Через несколько дней Иван Петрович собрал группу ученых-историков, которым предстояло работать над сборниками по истории края. Дело было рутинным и Масалову неинтересным. По опыту своих коллег, специалистов по новейшей истории, он хорошо знал способы, с помощью которых непорочные документы, в результате нехитрых манипуляций, начинали рассказывать не то, что в них было, а то, что требовалось.
Сборники вскоре стали выходить.
В крайкоме хвалили профессора.
Событие второе. Случилось в марте 1987 года в том же городе.
За два дня до этого события Алексей Никитин, ученый, кандидат исторических наук, заместитель директора краевого архива, похоронил отца – на новом к-ском кладбище (старое, к этому времени уже плотно окруженное высокими городскими микрорайонами, давно было закрыто), рядом с умершей пять лет назад Екатериной Мироновной, матерью Алексея. Отец никогда не болел, казался здоровым и умер во сне – еще полный сил, энергии, жизнелюбия и работоспособности. Ему было всего пятьдесят девять лет.
– Вы зря удивляетесь, молодой человек, – три дня назад сказал Алексею врач в морге. – На сердце вашего отца мы насчитали восемь микро-инфарктов.
Девятым, как объяснил тот же врач, был макро-инфаркт…
Проснувшись, как всегда, в шесть утра, Никитин, не оторвав от подушки головы, включил стоявший рядом с постелью светлозеленый торшер. Комната, в которой он знал на стенах каждую трещинку и каждый бугорок, в то утро показалась чужой и холодной.
«Осиротела квартира»…
Шестиэтажный дом из белого камня-ракушечника, в котором жили Никитины, стоял в центре города. Его построили десять лет назад, когда Москва неожиданно «выделила» большие деньги на обновление краевого центра – город к тому времени обветшал настолько, что обычные капитальные ремонты уже не могли скрыть следов его нищенской старости.

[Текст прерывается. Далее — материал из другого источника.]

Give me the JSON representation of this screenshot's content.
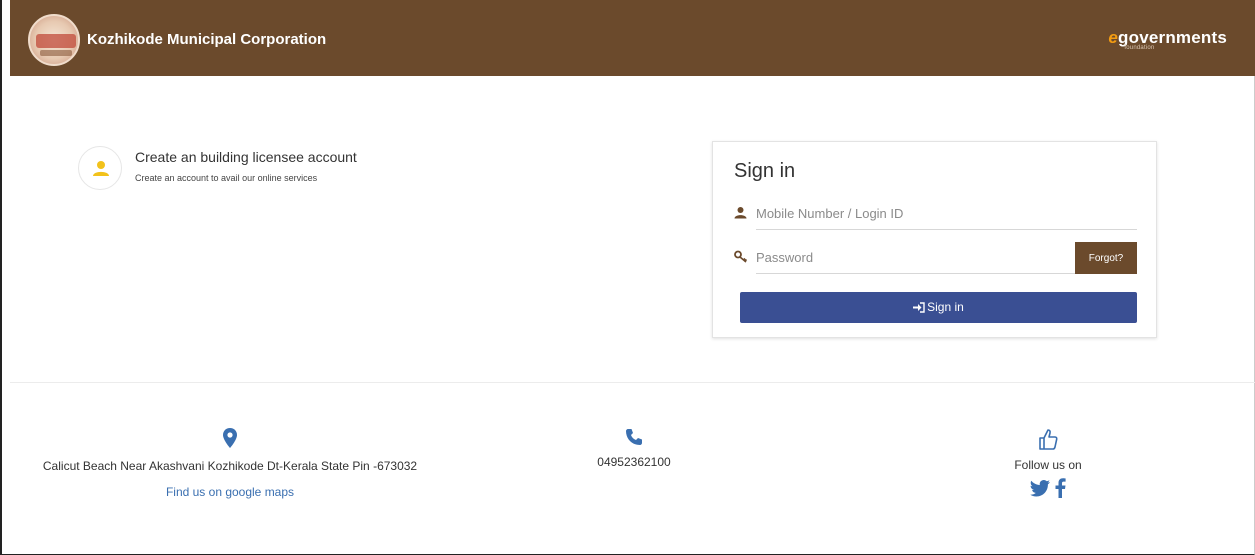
{
  "header": {
    "org_name": "Kozhikode Municipal Corporation",
    "brand_e": "e",
    "brand_rest": "governments",
    "brand_sub": "foundation",
    "bg_color": "#6b4a2c"
  },
  "create_account": {
    "title": "Create an building licensee account",
    "subtitle": "Create an account to avail our online services",
    "icon": "user-icon"
  },
  "signin": {
    "title": "Sign in",
    "login_placeholder": "Mobile Number / Login ID",
    "password_placeholder": "Password",
    "forgot_label": "Forgot?",
    "button_label": "Sign in",
    "button_color": "#3a4f93"
  },
  "footer": {
    "address": "Calicut Beach Near Akashvani Kozhikode Dt-Kerala State Pin -673032",
    "maps_link": "Find us on google maps",
    "phone": "04952362100",
    "follow_label": "Follow us on",
    "accent_color": "#3a6fb0"
  }
}
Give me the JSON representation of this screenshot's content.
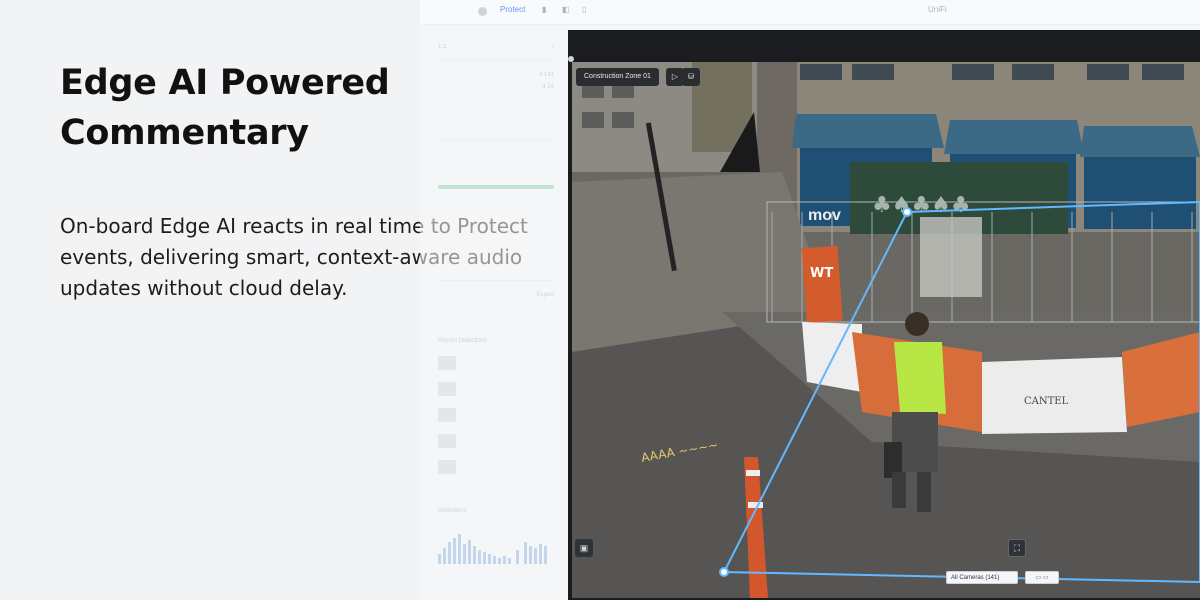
{
  "hero": {
    "title": "Edge AI Powered Commentary",
    "body": "On-board Edge AI reacts in real time to Protect events, delivering smart, context-aware audio updates without cloud delay."
  },
  "app": {
    "top_bar": {
      "protect_label": "Protect",
      "center_label": "UniFi"
    },
    "sidebar": {
      "zoom": "1:1",
      "chip_counts": [
        "4 141",
        "4 24"
      ],
      "sections": [
        "Recent Detections",
        "Detections"
      ],
      "export_label": "Export"
    },
    "viewer": {
      "zone_label": "Construction Zone 01",
      "camera_select": "All Cameras (141)",
      "camera_sign": "CANTEL",
      "store_sign": "mov",
      "banner_sign": "WT"
    }
  },
  "colors": {
    "page_bg": "#f2f3f5",
    "headline": "#111111",
    "zone_line": "#63b8ff",
    "viewer_bg": "#1a1c1f"
  }
}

Семья учителей-математиков получила тогда двухкомнатную квартиру на третьем этаже дома, а до этого жила тоже в центре города, но в «коммуналке» – ветхом особнячке, который еще до советской власти построил небогатый, но экономный парикмахер. В этом здании, уже покосившемся из-за слабого фундамента, Никитины занимали одну комнату, а в двух других жили две крикливые, уже изрядно потрепанные беспутной жизнью девицы-продавщицы гастронома и плосколицый отставной капитан, бас которого легко заглушал визгливый гвалт, который часто поднимали на общей кухне обе женщины. Соседи по «коммуналке» были людьми скандальными и даже злобными, на их лицах в любой час дня было написано желание плюнуть кому-нибудь в лицо… Возможность не встречаться с девицами и капитаном каждый день на общей кухне и у входа в общий туалет в немалой степени усилила радость Никитиных, когда они после многолетнего ожидания получили, наконец, ордер на квартиру в новом белом доме.
Из этой квартиры Алексей пошел учиться в университет (два года прожил в студенческом общежитии – «для более глубокого изучения жизни», как объяснил он родителям), сюда привел жену Галю, тоже историка, специалиста по античной истории Балкан; здесь наш герой пережил и первый в жизни, казалось, чудом не сбивший его с ног жестокий, ничем не заслуженный удар судьбы: через год после свадьбы в морозный зимний день Галя, не сумев родить, умерла.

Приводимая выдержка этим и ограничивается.